Hydrating Riyadh City
Water scarcity is a notorious challenge for Riyadh. The city relies almost exclusively on desalinated water, an energy intensive and unsustainable resource. Identified as a priority sustainability problem, several high-impact systems can be leveraged to reduce water consumption levels and tap into renewables. For instance, since network leakages are one cause of water losses (up to 1 trillion gallons of water annually by US-EPA estimations), the densification of the city fabric can substantially control them. Also, since residential, commercial, and public buildings are responsible for almost 60% of all water consumption, eco-efficient building designs and high-efficiency fixtures are very effective in cutting demand. Hard infrastructure systems like irrigation networks can utilize recycled water as an alternative and digitalization through smart sensors and metering can manage usage by monitoring and predicting trends. Finally, soft systems, such as education and training, can raise awareness on the environmental costs of water supply networks, and behavioural changes can go a long way in achieving net-zero water targets.
Powering the UAE
Solar power is the most promising alternative energy source in sun-drenched UAE. Photovoltaics’ carbon footprint is estimated to be 20x less than a typical coal-powered plant. However, by employing systems thinking, potential to create further environmental savings across many other sectors can be unlocked. Sustainable transport is one example. Utility-scale plants can speed up the conversion of all fuel-based vehicles, responsible for 30% of total global carbon emissions, to electric ones that emit 40-85% less carbon in total lifecycle. Consuming about 75% of all power in the UAE, buildings can also offer synergetic opportunities. Not only can private residences host different scales of photovoltaic panels, but by orienting structures towards optimal solar and wind conditions and installing low U-value insulation envelopes, resulting lower heat gains and losses can save up to 15% in energy demand. Finally, savings in healthcare spending can be expected due to the reduction in air pollution and the improvement in urban air quality.

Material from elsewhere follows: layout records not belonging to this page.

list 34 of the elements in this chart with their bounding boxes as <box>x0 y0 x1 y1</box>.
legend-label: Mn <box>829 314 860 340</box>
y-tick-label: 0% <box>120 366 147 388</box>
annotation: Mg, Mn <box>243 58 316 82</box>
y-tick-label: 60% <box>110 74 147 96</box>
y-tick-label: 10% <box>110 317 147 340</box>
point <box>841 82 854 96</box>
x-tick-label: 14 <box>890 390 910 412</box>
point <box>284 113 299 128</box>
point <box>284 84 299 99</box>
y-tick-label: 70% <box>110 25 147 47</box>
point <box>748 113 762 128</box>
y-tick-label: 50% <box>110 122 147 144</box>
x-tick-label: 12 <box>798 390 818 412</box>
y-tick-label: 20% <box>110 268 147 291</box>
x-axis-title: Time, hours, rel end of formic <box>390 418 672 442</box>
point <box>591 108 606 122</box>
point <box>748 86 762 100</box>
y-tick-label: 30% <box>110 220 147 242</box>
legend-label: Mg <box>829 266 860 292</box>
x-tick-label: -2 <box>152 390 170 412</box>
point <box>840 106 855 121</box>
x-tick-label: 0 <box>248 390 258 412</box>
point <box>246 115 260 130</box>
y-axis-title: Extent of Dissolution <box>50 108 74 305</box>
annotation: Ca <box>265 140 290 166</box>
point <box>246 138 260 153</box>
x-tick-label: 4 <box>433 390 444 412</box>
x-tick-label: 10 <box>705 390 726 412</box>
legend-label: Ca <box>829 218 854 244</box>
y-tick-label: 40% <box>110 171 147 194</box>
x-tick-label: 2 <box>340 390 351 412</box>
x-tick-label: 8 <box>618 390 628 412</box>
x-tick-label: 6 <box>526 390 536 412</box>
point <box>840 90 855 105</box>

Standard practicing systems thinking
One legacy that greatly damaged our societies is the linear mindset of most development that took place in the last centuries. This ‘siloed’ approach gradually disrupted natural environmental processes and delicate balances, climate change being only the latest episode. We now know how to design better. For one, we have learned that development is a complex enterprise whose multi-faceted and interdependent nature demands we sensibly and thoroughly assess the full impact of our design decisions before executing them. Second, we have been developing cutting-edge technologies to help us better predict such effects and fine-tune our approaches to create lower development footprints. We will probably never reach the ideal state of a ‘Sustainable City’, but by adopting systems thinking as a standard practice, we can start to solve one problem at a time: Lowering baseline demand and meeting supply from renewables. By doing that, gradually but systematically, compounded solutions become more solid foundations for the construction of stronger and more resilient environments for ourselves and future generations.